Traffic Lights: Copyright Education or Leverage?

The PRS has proposed that music related search results should be flagged with a ‘traffic lights’ indicator of whether, according to an independent body, the site linked to is properly licensed for music. The BPI had a similar ‘consumer education’ scheme, whereby approved sites got to display a badge.

This seems a very simple idea. Online music services that want to be licensed would presumably be happy to differentiate themselves, and consumers who want to make sure their business goes to those who pay copyright owners can distinguish them at a glance. Let’s assume that the independent body is well enough managed to keep the list up to date and supply it in a useful way to search engine operators, who are also well enough managed to use it. The PRS proposal simplifies a problem and addresses the consumer confusion set out by Hargreaves.

Dig a little deeper however, and as with so much that comes out of the music industry lobbying machine there is another layer or two beneath this that needs a bit of scrutiny. What effect, for instance, might traffic lights have on music licensing?

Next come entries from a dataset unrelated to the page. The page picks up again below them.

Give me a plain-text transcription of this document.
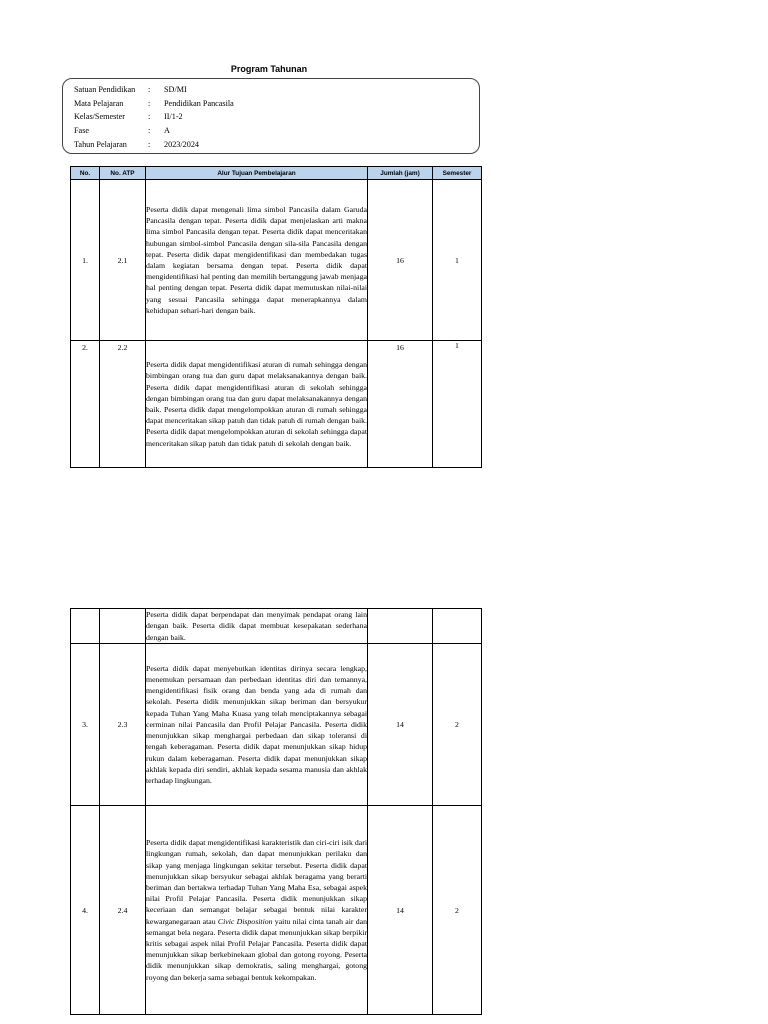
Program Tahunan
Satuan Pendidikan : SD/MI
Mata Pelajaran	: Pendidikan Pancasila
Kelas/Semester	: II/1-2
Fase	: A
Tahun Pelajaran	: 2023/2024
No.	No. ATP	Alur Tujuan Pembelajaran	Jumlah (jam)	Semester
1.	2.1	Peserta didik dapat mengenali lima simbol Pancasila dalam Garuda Pancasila dengan tepat. Peserta didik dapat menjelaskan arti makna lima simbol Pancasila dengan tepat. Peserta didik dapat menceritakan hubungan simbol-simbol Pancasila dengan sila-sila Pancasila dengan tepat. Peserta didik dapat mengidentifikasi dan membedakan tugas dalam kegiatan bersama dengan tepat. Peserta didik dapat mengidentifikasi hal penting dan memilih bertanggung jawab menjaga hal penting dengan tepat. Peserta didik dapat memutuskan nilai-nilai yang sesuai Pancasila sehingga dapat menerapkannya dalam kehidupan sehari-hari dengan baik.	16	1
2.	2.2	Peserta didik dapat mengidentifikasi aturan di rumah sehingga dengan bimbingan orang tua dan guru dapat melaksanakannya dengan baik. Peserta didik dapat mengidentifikasi aturan di sekolah sehingga dengan bimbingan orang tua dan guru dapat melaksanakannya dengan baik. Peserta didik dapat mengelompokkan aturan di rumah sehingga dapat menceritakan sikap patuh dan tidak patuh di rumah dengan baik. Peserta didik dapat mengelompokkan aturan di sekolah sehingga dapat menceritakan sikap patuh dan tidak patuh di sekolah dengan baik.	16	1

		Peserta didik dapat berpendapat dan menyimak pendapat orang lain dengan baik. Peserta didik dapat membuat kesepakatan sederhana dengan baik.		

3.	2.3	Peserta didik dapat menyebutkan identitas dirinya secara lengkap, menemukan persamaan dan perbedaan identitas diri dan temannya, mengidentifikasi fisik orang dan benda yang ada di rumah dan sekolah. Peserta didik menunjukkan sikap beriman dan bersyukur kepada Tuhan Yang Maha Kuasa yang telah menciptakannya sebagai cerminan nilai Pancasila dan Profil Pelajar Pancasila. Peserta didik menunjukkan sikap menghargai perbedaan dan sikap toleransi di tengah keberagaman. Peserta didik dapat menunjukkan sikap hidup rukun dalam keberagaman. Peserta didik dapat menunjukkan sikap akhlak kepada diri sendiri, akhlak kepada sesama manusia dan akhlak terhadap lingkungan.	14	2
4.	2.4	Peserta didik dapat mengidentifikasi karakteristik dan ciri-ciri isik dari lingkungan rumah, sekolah, dan dapat menunjukkan perilaku dan sikap yang menjaga lingkungan sekitar tersebut. Peserta didik dapat menunjukkan sikap bersyukur sebagai akhlak beragama yang berarti beriman dan bertakwa terhadap Tuhan Yang Maha Esa, sebagai aspek nilai Profil Pelajar Pancasila. Peserta didik menunjukkan sikap keceriaan dan semangat belajar sebagai bentuk nilai karakter kewarganegaraan atau Civic Disposition yaitu nilai cinta tanah air dan semangat bela negara. Peserta didik dapat menunjukkan sikap berpikir kritis sebagai aspek nilai Profil Pelajar Pancasila. Peserta didik dapat menunjukkan sikap berkebinekaan global dan gotong royong. Peserta didik menunjukkan sikap demokratis, saling menghargai, gotong royong dan bekerja sama sebagai bentuk kekompakan.	14	2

The law gives music and recording copyright owners a bundle of rights that they can wrap contracts around for a mix of different uses in different contexts. Some rights are limited, so for instance once a song has been performed or published anyone can perform or record it on payment of a reasonable fee, and can go to a tribunal to get the fee adjudicated. Other rights can be withheld from the market entirely. This is the basis of competitive negotiation in the music industry.

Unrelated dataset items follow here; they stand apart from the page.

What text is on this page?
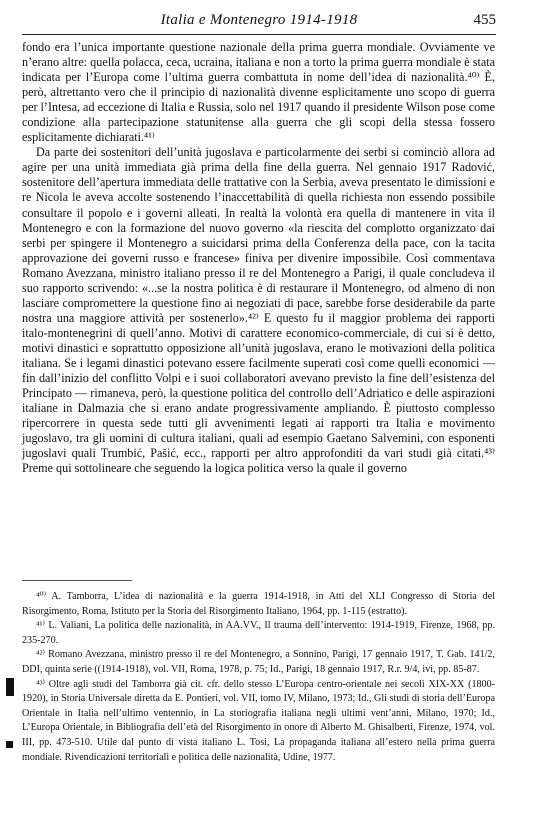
Italia e Montenegro 1914-1918	455

fondo era l’unica importante questione nazionale della prima guerra mondiale. Ovviamente ve n’erano altre: quella polacca, ceca, ucraina, italiana e non a torto la prima guerra mondiale è stata indicata per l’Europa come l’ultima guerra combattuta in nome dell’idea di nazionalità.⁴⁰⁾ È, però, altrettanto vero che il principio di nazionalità divenne esplicitamente uno scopo di guerra per l’Intesa, ad eccezione di Italia e Russia, solo nel 1917 quando il presidente Wilson pose come condizione alla partecipazione statunitense alla guerra che gli scopi della stessa fossero esplicitamente dichiarati.⁴¹⁾

Da parte dei sostenitori dell’unità jugoslava e particolarmente dei serbi si cominciò allora ad agire per una unità immediata già prima della fine della guerra. Nel gennaio 1917 Radović, sostenitore dell’apertura immediata delle trattative con la Serbia, aveva presentato le dimissioni e re Nicola le aveva accolte sostenendo l’inaccettabilità di quella richiesta non essendo possibile consultare il popolo e i governi alleati. In realtà la volontà era quella di mantenere in vita il Montenegro e con la formazione del nuovo governo «la riescita del complotto organizzato dai serbi per spingere il Montenegro a suicidarsi prima della Conferenza della pace, con la tacita approvazione dei governi russo e francese» finiva per divenire impossibile. Così commentava Romano Avezzana, ministro italiano presso il re del Montenegro a Parigi, il quale concludeva il suo rapporto scrivendo: «...se la nostra politica è di restaurare il Montenegro, od almeno di non lasciare compromettere la questione fino ai negoziati di pace, sarebbe forse desiderabile da parte nostra una maggiore attività per sostenerlo».⁴²⁾ E questo fu il maggior problema dei rapporti italo-montenegrini di quell’anno. Motivi di carattere economico-commerciale, di cui si è detto, motivi dinastici e soprattutto opposizione all’unità jugoslava, erano le motivazioni della politica italiana. Se i legami dinastici potevano essere facilmente superati così come quelli economici — fin dall’inizio del conflitto Volpi e i suoi collaboratori avevano previsto la fine dell’esistenza del Principato — rimaneva, però, la questione politica del controllo dell’Adriatico e delle aspirazioni italiane in Dalmazia che si erano andate progressivamente ampliando. È piuttosto complesso ripercorrere in questa sede tutti gli avvenimenti legati ai rapporti tra Italia e movimento jugoslavo, tra gli uomini di cultura italiani, quali ad esempio Gaetano Salvemini, con esponenti jugoslavi quali Trumbić, Pašić, ecc., rapporti per altro approfonditi da vari studi già citati.⁴³⁾ Preme qui sottolineare che seguendo la logica politica verso la quale il governo

⁴⁰⁾ A. Tamborra, L’idea di nazionalità e la guerra 1914-1918, in Atti del XLI Congresso di Storia del Risorgimento, Roma, Istituto per la Storia del Risorgimento Italiano, 1964, pp. 1-115 (estratto).

⁴¹⁾ L. Valiani, La politica delle nazionalità, in AA.VV., Il trauma dell’intervento: 1914-1919, Firenze, 1968, pp. 235-270.

⁴²⁾ Romano Avezzana, ministro presso il re del Montenegro, a Sonnino, Parigi, 17 gennaio 1917, T. Gab. 141/2, DDI, quinta serie ((1914-1918), vol. VII, Roma, 1978, p. 75; Id., Parigi, 18 gennaio 1917, R.r. 9/4, ivi, pp. 85-87.

⁴³⁾ Oltre agli studi del Tamborra già cit. cfr. dello stesso L’Europa centro-orientale nei secoli XIX-XX (1800-1920), in Storia Universale diretta da E. Pontieri, vol. VII, tomo IV, Milano, 1973; Id., Gli studi di storia dell’Europa Orientale in Italia nell’ultimo ventennio, in La storiografia italiana negli ultimi vent’anni, Milano, 1970; Id., L’Europa Orientale, in Bibliografia dell’età del Risorgimento in onore di Alberto M. Ghisalberti, Firenze, 1974, vol. III, pp. 473-510. Utile dal punto di vista italiano L. Tosi, La propaganda italiana all’estero nella prima guerra mondiale. Rivendicazioni territoriali e politica delle nazionalità, Udine, 1977.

One would imagine that a music service will, if the traffic lights do make the intended difference with consumers, rapidly converge on an ‘essential’ catalogue, the owners of which will be able to charge above their market share as the price for completing the deal, such will be the importance of a green light. To be sure this already happens, but the market can do without a fossilising layer of regulatory bureaucracy to enshrine the behaviour for the foreseeable future.

This would translate into fewer opportunities for smaller or more innovative companies, and fewer choices for musicians and performers when they are selecting their business partners and building their careers. In other words a less open and less fair market for digital music, from creator to consumer.

I have for a long time held the view that the consumer does not need to be patronised and have their time wasted with education schemes. Markets and consumers in them are sophisticated and it is insulting to treat them like primary school children who need to be nudged and bribed to modify their behaviour. The problems the music industry has are the predictable consequences of a dysfunctional wholesale market for music rights, and will be ameliorated by market reform and not enforcement regulation. In fact much of the lobbying I am currently observing seems to me, as a participant in the digital music industry, to be aimed at preserving the market dysfunction to the advantage of the incumbent organisations.

I do not believe that the UK Government has yet made a serious attempt to analyse the copyright market, despite all the fine words about the importance of the creative industries. It would take strong leverage on Government’s part, if not actual compulsion, to discover the evidence which is buried in hundreds of private contracts. Yet we need weights, measures, and fair trading in music just as much as in any other business and none but Government can enforce them for us. There’s a challenge for you Mr Vaizey.